This exercise uses a set of data on birds from Mark Gardener.
library(tidyverse)
library(here)
untidy_birds<-read_csv(here("data","bird.csv"))
## Parsed with column specification:
## cols(
## Species = col_character(),
## Garden = col_double(),
## Hedgerow = col_double(),
## Parkland = col_double(),
## Pasture = col_double(),
## Woodland = col_double()
## )
glimpse(untidy_birds)
## Rows: 6
## Columns: 6
## $ Species <chr> "Blackbird", "Chaffinch", "Great Tit", "House Sparrow", "Rob…

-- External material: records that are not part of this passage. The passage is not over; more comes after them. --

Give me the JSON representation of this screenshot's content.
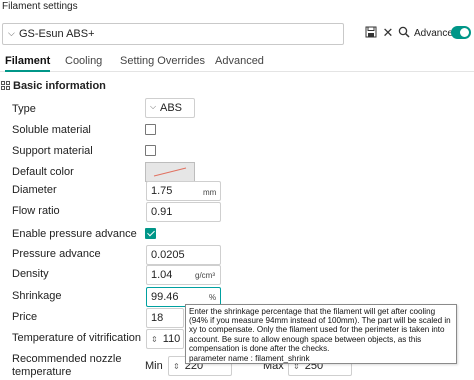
{
  "window": {
    "title": "Filament settings"
  },
  "toolbar": {
    "preset": "GS-Esun ABS+",
    "advanced_label": "Advanced",
    "advanced_on": true,
    "icons": [
      "save-icon",
      "close-icon",
      "search-icon"
    ]
  },
  "tabs": [
    {
      "label": "Filament",
      "active": true
    },
    {
      "label": "Cooling",
      "active": false
    },
    {
      "label": "Setting Overrides",
      "active": false
    },
    {
      "label": "Advanced",
      "active": false
    }
  ],
  "section": {
    "title": "Basic information"
  },
  "fields": {
    "type": {
      "label": "Type",
      "value": "ABS"
    },
    "soluble": {
      "label": "Soluble material",
      "checked": false
    },
    "support": {
      "label": "Support material",
      "checked": false
    },
    "color": {
      "label": "Default color",
      "value": "#e07060"
    },
    "diameter": {
      "label": "Diameter",
      "value": "1.75",
      "unit": "mm"
    },
    "flow": {
      "label": "Flow ratio",
      "value": "0.91"
    },
    "enable_pa": {
      "label": "Enable pressure advance",
      "checked": true
    },
    "pa": {
      "label": "Pressure advance",
      "value": "0.0205"
    },
    "density": {
      "label": "Density",
      "value": "1.04",
      "unit": "g/cm³"
    },
    "shrinkage": {
      "label": "Shrinkage",
      "value": "99.46",
      "unit": "%"
    },
    "price": {
      "label": "Price",
      "value": "18"
    },
    "vitrification": {
      "label": "Temperature of vitrification",
      "value": "110"
    },
    "nozzle": {
      "label_line1": "Recommended nozzle",
      "label_line2": "temperature",
      "min_label": "Min",
      "min_value": "220",
      "max_label": "Max",
      "max_value": "250"
    }
  },
  "tooltip": {
    "text": "Enter the shrinkage percentage that the filament will get after cooling (94% if you measure 94mm instead of 100mm). The part will be scaled in xy to compensate. Only the filament used for the perimeter is taken into account. Be sure to allow enough space between objects, as this compensation is done after the checks.",
    "param": "parameter name   : filament_shrink"
  },
  "colors": {
    "accent": "#009688"
  }
}
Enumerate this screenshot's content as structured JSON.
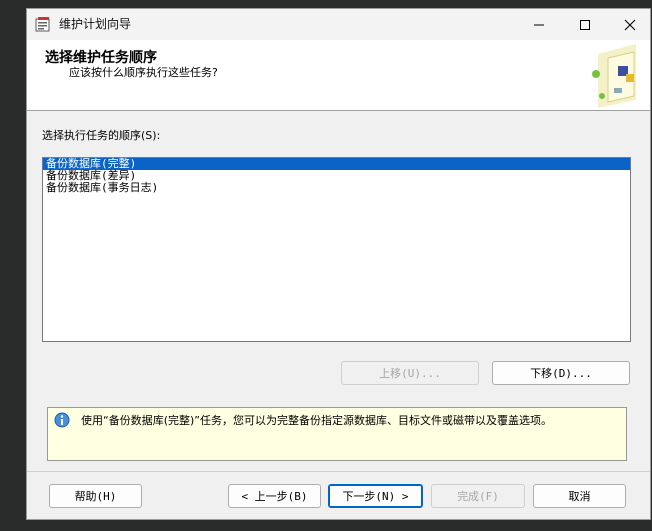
{
  "window": {
    "title": "维护计划向导"
  },
  "header": {
    "title": "选择维护任务顺序",
    "subtitle": "应该按什么顺序执行这些任务?"
  },
  "order_label": "选择执行任务的顺序(S):",
  "tasks": [
    {
      "label": "备份数据库(完整)",
      "selected": true
    },
    {
      "label": "备份数据库(差异)",
      "selected": false
    },
    {
      "label": "备份数据库(事务日志)",
      "selected": false
    }
  ],
  "move_buttons": {
    "up_label": "上移(U)...",
    "down_label": "下移(D)..."
  },
  "info_text": "使用“备份数据库(完整)”任务，您可以为完整备份指定源数据库、目标文件或磁带以及覆盖选项。",
  "footer": {
    "help_label": "帮助(H)",
    "back_label": "< 上一步(B)",
    "next_label": "下一步(N) >",
    "finish_label": "完成(F)",
    "cancel_label": "取消"
  },
  "colors": {
    "selection": "#0a64c8",
    "info_background": "#ffffe1",
    "primary_border": "#0067c0"
  }
}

## $ Garden <dbl> 47, 19, 50, 46, 9, 4
## $ Hedgerow <dbl> 10, 3, 0, 16, 3, 0
## $ Parkland <dbl> 40, 5, 10, 8, 0, 6
## $ Pasture <dbl> 2, 0, 7, 4, 0, 0
## $ Woodland <dbl> 2, 2, 0, 0, 2, 0
head(untidy_birds)
We see that the there is just one column that contains Species names, but that sightings values are contained in all the other columns, whose names are the various types of habitat. This dataset is definitely untidy.

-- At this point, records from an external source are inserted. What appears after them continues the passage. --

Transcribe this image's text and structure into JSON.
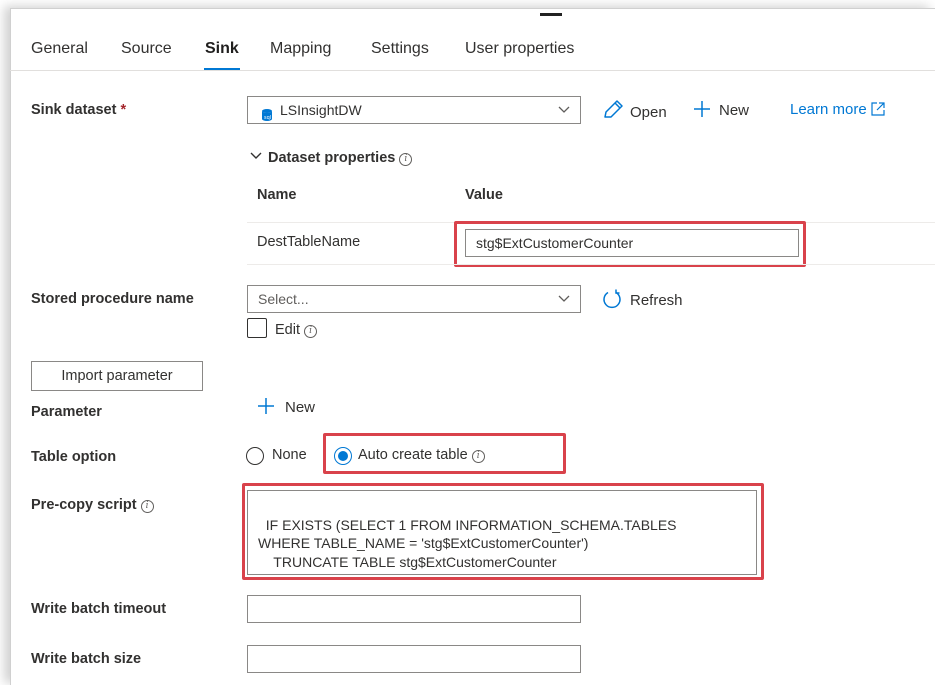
{
  "tabs": [
    {
      "label": "General"
    },
    {
      "label": "Source"
    },
    {
      "label": "Sink"
    },
    {
      "label": "Mapping"
    },
    {
      "label": "Settings"
    },
    {
      "label": "User properties"
    }
  ],
  "active_tab": "Sink",
  "sink_dataset": {
    "label": "Sink dataset",
    "required_mark": "*",
    "value": "LSInsightDW",
    "open_label": "Open",
    "new_label": "New",
    "learn_more_label": "Learn more"
  },
  "dataset_properties": {
    "title": "Dataset properties",
    "col_name": "Name",
    "col_value": "Value",
    "rows": [
      {
        "name": "DestTableName",
        "value": "stg$ExtCustomerCounter"
      }
    ]
  },
  "stored_procedure": {
    "label": "Stored procedure name",
    "placeholder": "Select...",
    "refresh_label": "Refresh",
    "edit_label": "Edit"
  },
  "import_parameter_label": "Import parameter",
  "parameter": {
    "label": "Parameter",
    "new_label": "New"
  },
  "table_option": {
    "label": "Table option",
    "options": [
      "None",
      "Auto create table"
    ],
    "selected": "Auto create table"
  },
  "pre_copy_script": {
    "label": "Pre-copy script",
    "value": "IF EXISTS (SELECT 1 FROM INFORMATION_SCHEMA.TABLES\nWHERE TABLE_NAME = 'stg$ExtCustomerCounter')\n    TRUNCATE TABLE stg$ExtCustomerCounter"
  },
  "write_batch_timeout": {
    "label": "Write batch timeout",
    "value": ""
  },
  "write_batch_size": {
    "label": "Write batch size",
    "value": ""
  },
  "colors": {
    "accent": "#0078d4",
    "highlight": "#d9424b",
    "required": "#a4262c"
  }
}
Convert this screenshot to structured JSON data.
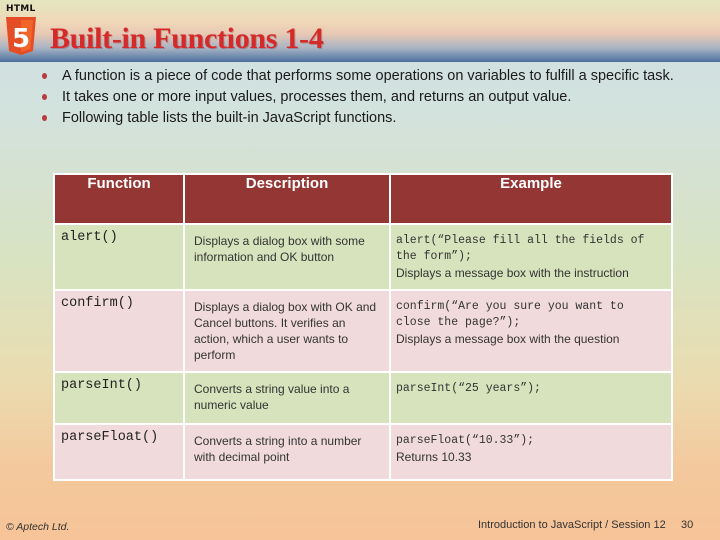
{
  "header": {
    "badge_text": "HTML",
    "logo_digit": "5",
    "title": "Built-in Functions 1-4"
  },
  "bullets": [
    "A function is a piece of code that performs some operations on variables to fulfill a specific task.",
    "It takes one or more input values, processes them, and returns an output value.",
    "Following table lists the built-in JavaScript functions."
  ],
  "table": {
    "headers": [
      "Function",
      "Description",
      "Example"
    ],
    "rows": [
      {
        "function": "alert()",
        "description": "Displays a dialog box with some information and OK button",
        "example_code": "alert(“Please fill all the fields of the form”);",
        "example_note": "Displays a message box with the instruction"
      },
      {
        "function": "confirm()",
        "description": "Displays a dialog box with OK and Cancel buttons. It verifies an action, which a user wants to perform",
        "example_code": "confirm(“Are you sure you want to close the page?”);",
        "example_note": "Displays a message box with the question"
      },
      {
        "function": "parseInt()",
        "description": "Converts a string value into a numeric value",
        "example_code": "parseInt(“25 years”);",
        "example_note": ""
      },
      {
        "function": "parseFloat()",
        "description": "Converts a string into a number with decimal point",
        "example_code": "parseFloat(“10.33”);",
        "example_note": "Returns 10.33"
      }
    ]
  },
  "footer": {
    "copyright": "© Aptech Ltd.",
    "course": "Introduction to JavaScript / Session 12",
    "page_number": "30"
  },
  "colors": {
    "title": "#d42a2a",
    "table_header": "#943634",
    "row_green": "#d7e3bc",
    "row_pink": "#f1dadb"
  }
}
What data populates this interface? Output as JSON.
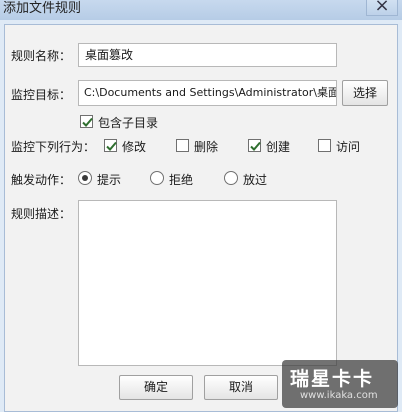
{
  "window": {
    "title": "添加文件规则",
    "close_icon": "×"
  },
  "form": {
    "rule_name_label": "规则名称：",
    "rule_name_value": "桌面篡改",
    "monitor_target_label": "监控目标：",
    "monitor_target_value": "C:\\Documents and Settings\\Administrator\\桌面",
    "choose_button": "选择",
    "include_subdirs_label": "包含子目录",
    "include_subdirs_checked": true,
    "monitor_actions_label": "监控下列行为：",
    "actions": [
      {
        "label": "修改",
        "checked": true
      },
      {
        "label": "删除",
        "checked": false
      },
      {
        "label": "创建",
        "checked": true
      },
      {
        "label": "访问",
        "checked": false
      }
    ],
    "trigger_label": "触发动作：",
    "trigger_options": [
      {
        "label": "提示",
        "selected": true
      },
      {
        "label": "拒绝",
        "selected": false
      },
      {
        "label": "放过",
        "selected": false
      }
    ],
    "description_label": "规则描述：",
    "description_value": ""
  },
  "buttons": {
    "ok": "确定",
    "cancel": "取消"
  },
  "watermark": {
    "main": "瑞星卡卡",
    "sub": "www.ikaka.com"
  }
}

In the code below, !Species means ‘NOT the Species column’, ie every column but this one.
tidy_birds<-pivot_longer(untidy_birds,!Species,names_to="Habitat",values_to="Sightings")

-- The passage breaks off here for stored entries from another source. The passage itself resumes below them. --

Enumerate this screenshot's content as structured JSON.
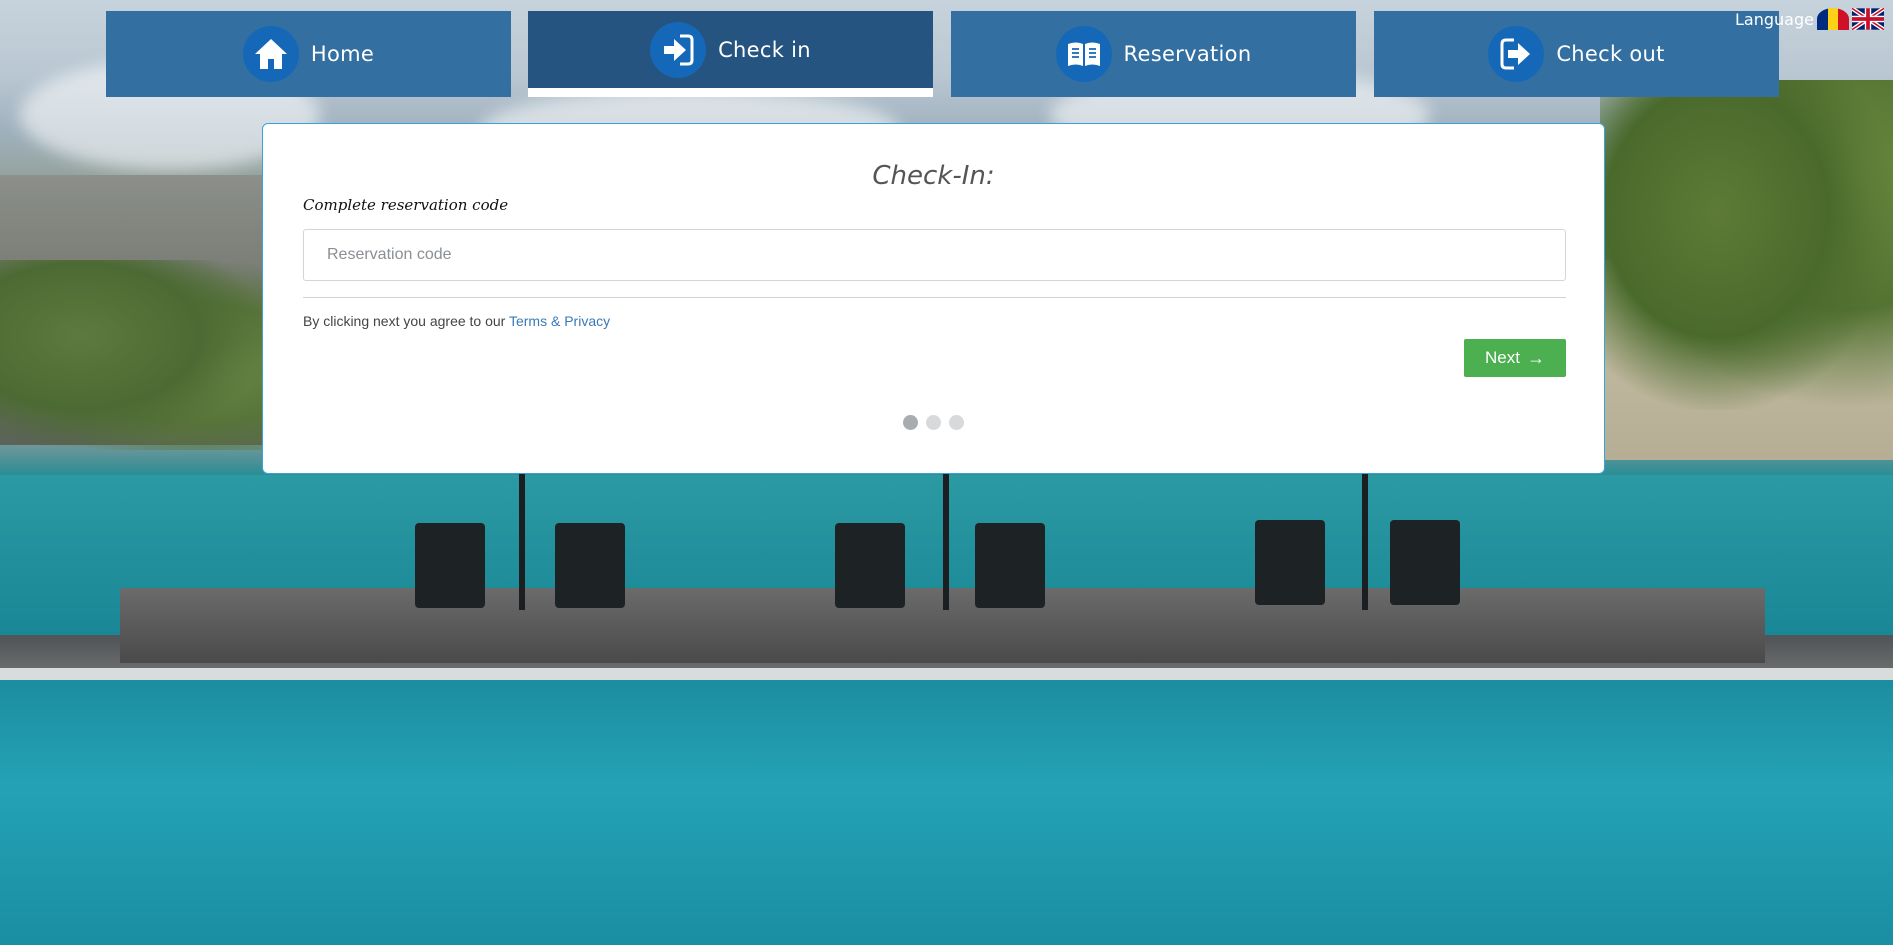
{
  "nav": {
    "tabs": [
      {
        "label": "Home",
        "icon": "home-icon",
        "active": false
      },
      {
        "label": "Check in",
        "icon": "check-in-arrow-icon",
        "active": true
      },
      {
        "label": "Reservation",
        "icon": "open-book-icon",
        "active": false
      },
      {
        "label": "Check out",
        "icon": "check-out-arrow-icon",
        "active": false
      }
    ]
  },
  "language": {
    "label": "Language",
    "flags": [
      "romania-flag-icon",
      "uk-flag-icon"
    ]
  },
  "card": {
    "title": "Check-In:",
    "field_label": "Complete reservation code",
    "input": {
      "placeholder": "Reservation code",
      "value": ""
    },
    "terms_prefix": "By clicking next you agree to our",
    "terms_link": "Terms & Privacy",
    "next_label": "Next",
    "steps": {
      "total": 3,
      "current": 1
    }
  },
  "colors": {
    "tab": "#336fa0",
    "tab_active": "#24547f",
    "icon_circle": "#1568b8",
    "next_button": "#4caf50",
    "link": "#3a79b7",
    "card_border": "#38a5d8"
  }
}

gp_by_species<-tidy_birds %>%
group_by(Species) %>%
summarise(Max=max(Sightings),Min=min(Sightings))
gp_by_species
gp_by_species<-tidy_birds %>%
group_by(Habitat) %>%
summarise(Most_often_seen_species=Species[which.max(Sightings)],Sightings=max(Sightings))
gp_by_species
Note here the use of which.max[Column name] to find the row number that contains the maximum value in that column, and then of column_name[index] to pick out the value in column <column name> at row <index>.